Chung Yeung

25 October 2020

The festival has many names: Autumn Remembrance, Festival of High Places, and Double-Ninth. Just like the Ching Ming Festival, which happens every spring, it is a special day for families to visit the ancestor memorials in Hong Kong. Many cemeteries in Hong Kong are constructed onto hilly areas and this leads to the combination of visiting graves and hiking to celebrate Chung Yeung.

The Chung Yeung festival is held on the ninth day of the ninth lunar month. In ancient times, it was marked by climbing a mountain in the belief that this will help avoid plague and evil demons. In fact, the origin of the festival relates to a man named Heng Jing, who believed that a monster would bring pestilence to his village. He told his countrymen to hide on a hill while he went to defeat the monster, which he succeeded in doing, thus saving his community.

To protect against danger today, it is customary to climb a high mountain, drink chrysanthemum liquor, and wear the zhuyu (茱萸) plant, Cornus officinalis. Both chrysanthemum and zhuyu are considered to have cleansing qualities and are used on other occasions to air out houses and cure illnesses. Other activities include enjoying a cosy picnic with their loved ones and flying kites. Some people believe that flying kites takes away bad omens up in the sky.

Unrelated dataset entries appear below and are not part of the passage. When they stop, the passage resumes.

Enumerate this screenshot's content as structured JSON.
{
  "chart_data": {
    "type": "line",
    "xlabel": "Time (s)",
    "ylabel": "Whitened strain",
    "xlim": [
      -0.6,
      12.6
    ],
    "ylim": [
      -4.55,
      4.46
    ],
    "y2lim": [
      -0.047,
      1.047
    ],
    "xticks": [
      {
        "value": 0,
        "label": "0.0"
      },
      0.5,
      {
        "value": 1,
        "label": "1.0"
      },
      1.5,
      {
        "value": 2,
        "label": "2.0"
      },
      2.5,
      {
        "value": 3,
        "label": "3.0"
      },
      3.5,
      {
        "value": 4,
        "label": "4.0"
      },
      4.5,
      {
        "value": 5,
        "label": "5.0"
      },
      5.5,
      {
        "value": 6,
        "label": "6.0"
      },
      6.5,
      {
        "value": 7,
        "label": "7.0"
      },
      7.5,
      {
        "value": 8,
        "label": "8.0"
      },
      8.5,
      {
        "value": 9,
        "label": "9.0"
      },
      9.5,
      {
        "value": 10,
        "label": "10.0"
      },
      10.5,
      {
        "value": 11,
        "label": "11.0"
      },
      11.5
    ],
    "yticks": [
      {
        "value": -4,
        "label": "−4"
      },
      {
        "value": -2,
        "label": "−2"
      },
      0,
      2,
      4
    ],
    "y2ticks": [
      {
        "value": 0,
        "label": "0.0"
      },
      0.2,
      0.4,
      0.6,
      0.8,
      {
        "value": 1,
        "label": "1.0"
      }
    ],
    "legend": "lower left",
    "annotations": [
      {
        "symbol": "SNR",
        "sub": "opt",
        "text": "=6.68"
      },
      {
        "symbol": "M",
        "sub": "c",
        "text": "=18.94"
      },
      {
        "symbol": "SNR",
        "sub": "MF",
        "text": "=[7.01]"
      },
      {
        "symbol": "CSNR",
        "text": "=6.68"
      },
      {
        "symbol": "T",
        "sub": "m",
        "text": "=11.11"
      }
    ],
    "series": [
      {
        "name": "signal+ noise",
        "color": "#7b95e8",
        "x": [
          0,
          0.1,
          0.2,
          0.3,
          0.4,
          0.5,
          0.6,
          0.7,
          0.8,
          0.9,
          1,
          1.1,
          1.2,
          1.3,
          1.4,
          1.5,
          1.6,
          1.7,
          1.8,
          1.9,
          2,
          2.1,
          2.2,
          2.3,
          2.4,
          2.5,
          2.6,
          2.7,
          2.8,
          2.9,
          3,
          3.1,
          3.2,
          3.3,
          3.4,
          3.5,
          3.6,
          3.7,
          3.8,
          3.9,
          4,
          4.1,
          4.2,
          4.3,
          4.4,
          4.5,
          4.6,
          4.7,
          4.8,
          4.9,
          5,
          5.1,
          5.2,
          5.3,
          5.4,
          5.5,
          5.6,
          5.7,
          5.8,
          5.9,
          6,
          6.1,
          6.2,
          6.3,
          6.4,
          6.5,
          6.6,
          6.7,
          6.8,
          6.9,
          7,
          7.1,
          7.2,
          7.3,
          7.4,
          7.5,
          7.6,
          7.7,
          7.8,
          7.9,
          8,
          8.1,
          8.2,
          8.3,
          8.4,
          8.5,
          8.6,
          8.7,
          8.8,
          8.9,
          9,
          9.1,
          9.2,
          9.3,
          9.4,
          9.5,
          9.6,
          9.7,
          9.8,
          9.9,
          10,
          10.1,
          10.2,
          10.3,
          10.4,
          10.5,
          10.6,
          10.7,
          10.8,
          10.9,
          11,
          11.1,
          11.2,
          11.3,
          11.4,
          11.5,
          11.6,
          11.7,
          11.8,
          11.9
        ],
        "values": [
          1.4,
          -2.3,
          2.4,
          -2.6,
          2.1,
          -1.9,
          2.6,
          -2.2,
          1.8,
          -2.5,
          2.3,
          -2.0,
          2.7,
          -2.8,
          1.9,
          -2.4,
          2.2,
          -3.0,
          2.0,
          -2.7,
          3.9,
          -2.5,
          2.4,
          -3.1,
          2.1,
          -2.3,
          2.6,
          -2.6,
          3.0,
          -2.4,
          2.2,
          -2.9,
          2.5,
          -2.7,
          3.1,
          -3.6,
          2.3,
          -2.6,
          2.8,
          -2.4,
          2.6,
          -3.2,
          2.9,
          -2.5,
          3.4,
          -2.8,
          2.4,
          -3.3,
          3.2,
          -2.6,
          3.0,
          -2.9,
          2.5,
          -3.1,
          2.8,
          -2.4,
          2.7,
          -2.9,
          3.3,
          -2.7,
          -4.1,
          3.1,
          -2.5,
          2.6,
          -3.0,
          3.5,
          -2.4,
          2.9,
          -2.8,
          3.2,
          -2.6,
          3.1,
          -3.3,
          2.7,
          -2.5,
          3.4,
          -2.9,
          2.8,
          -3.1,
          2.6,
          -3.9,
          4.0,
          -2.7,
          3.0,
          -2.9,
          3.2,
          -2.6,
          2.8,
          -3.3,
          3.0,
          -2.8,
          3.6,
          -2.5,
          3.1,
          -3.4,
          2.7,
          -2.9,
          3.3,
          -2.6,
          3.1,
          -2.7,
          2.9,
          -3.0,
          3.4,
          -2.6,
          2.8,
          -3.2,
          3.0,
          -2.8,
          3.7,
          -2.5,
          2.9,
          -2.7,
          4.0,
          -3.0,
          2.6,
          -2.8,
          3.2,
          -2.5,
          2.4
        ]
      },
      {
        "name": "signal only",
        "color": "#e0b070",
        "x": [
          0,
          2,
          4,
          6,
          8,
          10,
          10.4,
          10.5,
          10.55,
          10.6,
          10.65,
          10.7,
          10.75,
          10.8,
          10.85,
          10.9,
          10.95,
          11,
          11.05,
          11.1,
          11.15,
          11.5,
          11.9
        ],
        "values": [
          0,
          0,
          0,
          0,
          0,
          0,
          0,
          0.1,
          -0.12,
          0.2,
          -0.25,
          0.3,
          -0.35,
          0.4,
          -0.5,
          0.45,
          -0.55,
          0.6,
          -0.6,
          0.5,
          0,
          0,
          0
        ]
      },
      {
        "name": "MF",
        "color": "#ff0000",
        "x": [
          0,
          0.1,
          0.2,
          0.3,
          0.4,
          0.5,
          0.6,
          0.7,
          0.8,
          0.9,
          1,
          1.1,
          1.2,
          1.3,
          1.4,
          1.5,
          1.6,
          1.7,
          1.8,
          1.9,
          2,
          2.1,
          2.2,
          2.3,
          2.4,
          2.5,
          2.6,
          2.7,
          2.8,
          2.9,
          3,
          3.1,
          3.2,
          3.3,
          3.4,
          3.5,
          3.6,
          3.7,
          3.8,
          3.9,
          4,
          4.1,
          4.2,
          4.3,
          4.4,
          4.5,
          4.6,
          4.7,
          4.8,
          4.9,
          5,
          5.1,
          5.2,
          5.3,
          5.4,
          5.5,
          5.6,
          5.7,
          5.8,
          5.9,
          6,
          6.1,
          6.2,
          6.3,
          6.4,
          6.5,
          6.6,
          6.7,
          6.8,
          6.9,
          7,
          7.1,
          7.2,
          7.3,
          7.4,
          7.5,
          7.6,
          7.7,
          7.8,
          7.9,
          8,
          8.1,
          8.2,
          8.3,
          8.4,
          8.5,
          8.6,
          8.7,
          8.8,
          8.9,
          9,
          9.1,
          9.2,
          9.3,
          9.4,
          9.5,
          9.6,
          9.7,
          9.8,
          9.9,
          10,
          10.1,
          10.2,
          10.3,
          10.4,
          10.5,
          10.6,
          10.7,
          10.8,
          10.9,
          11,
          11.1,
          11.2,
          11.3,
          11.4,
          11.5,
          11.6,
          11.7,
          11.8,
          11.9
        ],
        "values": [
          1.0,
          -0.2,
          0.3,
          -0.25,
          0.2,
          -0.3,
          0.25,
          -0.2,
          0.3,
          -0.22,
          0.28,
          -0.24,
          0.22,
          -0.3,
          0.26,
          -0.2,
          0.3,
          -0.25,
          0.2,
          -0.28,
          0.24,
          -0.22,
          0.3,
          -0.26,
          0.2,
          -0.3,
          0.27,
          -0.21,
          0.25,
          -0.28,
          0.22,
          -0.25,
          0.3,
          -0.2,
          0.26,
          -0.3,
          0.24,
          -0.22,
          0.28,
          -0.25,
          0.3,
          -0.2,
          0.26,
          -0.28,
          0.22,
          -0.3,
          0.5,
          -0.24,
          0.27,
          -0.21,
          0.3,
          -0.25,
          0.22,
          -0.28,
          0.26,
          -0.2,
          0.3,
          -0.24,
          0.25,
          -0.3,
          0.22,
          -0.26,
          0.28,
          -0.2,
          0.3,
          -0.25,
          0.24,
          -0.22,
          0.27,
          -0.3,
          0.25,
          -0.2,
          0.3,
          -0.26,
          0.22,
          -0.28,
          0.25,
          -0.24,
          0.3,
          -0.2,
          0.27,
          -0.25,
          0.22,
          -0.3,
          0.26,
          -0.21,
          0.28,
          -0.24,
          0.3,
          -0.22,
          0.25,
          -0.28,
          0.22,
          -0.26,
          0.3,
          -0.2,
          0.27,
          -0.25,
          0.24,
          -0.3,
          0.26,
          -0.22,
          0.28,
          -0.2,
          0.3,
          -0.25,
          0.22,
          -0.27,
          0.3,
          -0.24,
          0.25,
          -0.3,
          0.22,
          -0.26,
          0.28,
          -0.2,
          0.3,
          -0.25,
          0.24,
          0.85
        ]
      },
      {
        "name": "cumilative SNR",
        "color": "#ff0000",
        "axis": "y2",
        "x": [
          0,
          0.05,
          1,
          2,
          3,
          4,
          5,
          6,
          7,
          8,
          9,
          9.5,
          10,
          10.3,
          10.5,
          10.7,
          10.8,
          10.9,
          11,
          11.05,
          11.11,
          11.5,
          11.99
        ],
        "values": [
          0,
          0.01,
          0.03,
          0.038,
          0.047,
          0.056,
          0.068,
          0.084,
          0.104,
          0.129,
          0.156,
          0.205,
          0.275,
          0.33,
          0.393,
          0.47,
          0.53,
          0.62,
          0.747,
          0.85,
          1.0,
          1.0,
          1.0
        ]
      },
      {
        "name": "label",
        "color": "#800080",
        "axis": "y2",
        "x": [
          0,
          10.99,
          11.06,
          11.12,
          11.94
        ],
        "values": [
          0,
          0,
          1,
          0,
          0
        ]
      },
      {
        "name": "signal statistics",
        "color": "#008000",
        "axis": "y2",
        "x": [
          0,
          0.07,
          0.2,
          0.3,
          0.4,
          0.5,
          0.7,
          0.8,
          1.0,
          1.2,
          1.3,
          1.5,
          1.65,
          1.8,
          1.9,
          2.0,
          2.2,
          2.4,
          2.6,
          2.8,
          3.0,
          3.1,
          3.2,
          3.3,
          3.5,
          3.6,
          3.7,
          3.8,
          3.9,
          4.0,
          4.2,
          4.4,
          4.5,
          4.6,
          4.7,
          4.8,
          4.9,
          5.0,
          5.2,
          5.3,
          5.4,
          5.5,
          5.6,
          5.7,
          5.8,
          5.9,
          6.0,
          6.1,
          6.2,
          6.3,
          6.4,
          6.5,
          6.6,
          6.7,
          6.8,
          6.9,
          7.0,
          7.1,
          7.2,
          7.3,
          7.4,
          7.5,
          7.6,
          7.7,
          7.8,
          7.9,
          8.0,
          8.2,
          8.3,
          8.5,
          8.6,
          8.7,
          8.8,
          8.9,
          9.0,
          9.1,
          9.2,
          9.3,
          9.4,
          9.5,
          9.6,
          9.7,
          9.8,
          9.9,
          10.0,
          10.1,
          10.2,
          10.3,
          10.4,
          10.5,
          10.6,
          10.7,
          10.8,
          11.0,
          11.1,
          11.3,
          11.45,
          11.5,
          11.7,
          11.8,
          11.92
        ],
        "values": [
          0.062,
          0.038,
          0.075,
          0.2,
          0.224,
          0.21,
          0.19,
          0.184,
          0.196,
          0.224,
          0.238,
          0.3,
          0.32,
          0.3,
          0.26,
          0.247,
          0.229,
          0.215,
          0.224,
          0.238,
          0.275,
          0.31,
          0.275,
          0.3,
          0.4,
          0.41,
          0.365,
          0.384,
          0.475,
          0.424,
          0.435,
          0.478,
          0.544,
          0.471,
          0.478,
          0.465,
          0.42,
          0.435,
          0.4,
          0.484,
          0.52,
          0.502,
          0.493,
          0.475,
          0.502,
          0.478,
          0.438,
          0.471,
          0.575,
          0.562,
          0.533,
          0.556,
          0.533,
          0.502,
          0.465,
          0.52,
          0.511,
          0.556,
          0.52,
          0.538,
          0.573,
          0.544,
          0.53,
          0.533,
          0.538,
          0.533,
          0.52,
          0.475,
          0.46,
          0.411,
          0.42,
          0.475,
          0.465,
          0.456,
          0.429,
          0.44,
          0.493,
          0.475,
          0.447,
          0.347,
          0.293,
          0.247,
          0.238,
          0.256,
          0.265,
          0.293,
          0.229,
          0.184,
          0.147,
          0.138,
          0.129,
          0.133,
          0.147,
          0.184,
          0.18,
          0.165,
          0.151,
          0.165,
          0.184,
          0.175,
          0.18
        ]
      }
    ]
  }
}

In 1966, Taiwan rededicated the holiday as “Senior Citizens’ Day”, underscoring one custom as it is observed in China, where the festival is also an opportunity to care for and appreciate the elderly.

There is an oft-quoted poem about the holiday, Double Ninth, Remembering my Shandong Brothers (九月九日憶山東兄弟), by the Tang Dynasty poet Wang Wei:

獨在異鄉為異客,dú zài yì xiāng wéi yì kè

每逢佳節倍思親。měi féng jiā jié bèi sī qīn

遙知兄弟登高處,yáo zhī xiōng dì dēng gāo chù

遍插茱萸少一人。biàn chā zhū yú shǎo yì rén


Being Alone alien in a foreign land,

Every holiday is accompanied by reminiscences of one’s kith and kin.

Knowing from afar, the heights one’s elder and younger brothers have scaled

Aside wearing Cornus officinalis, there is one soul less, amiss.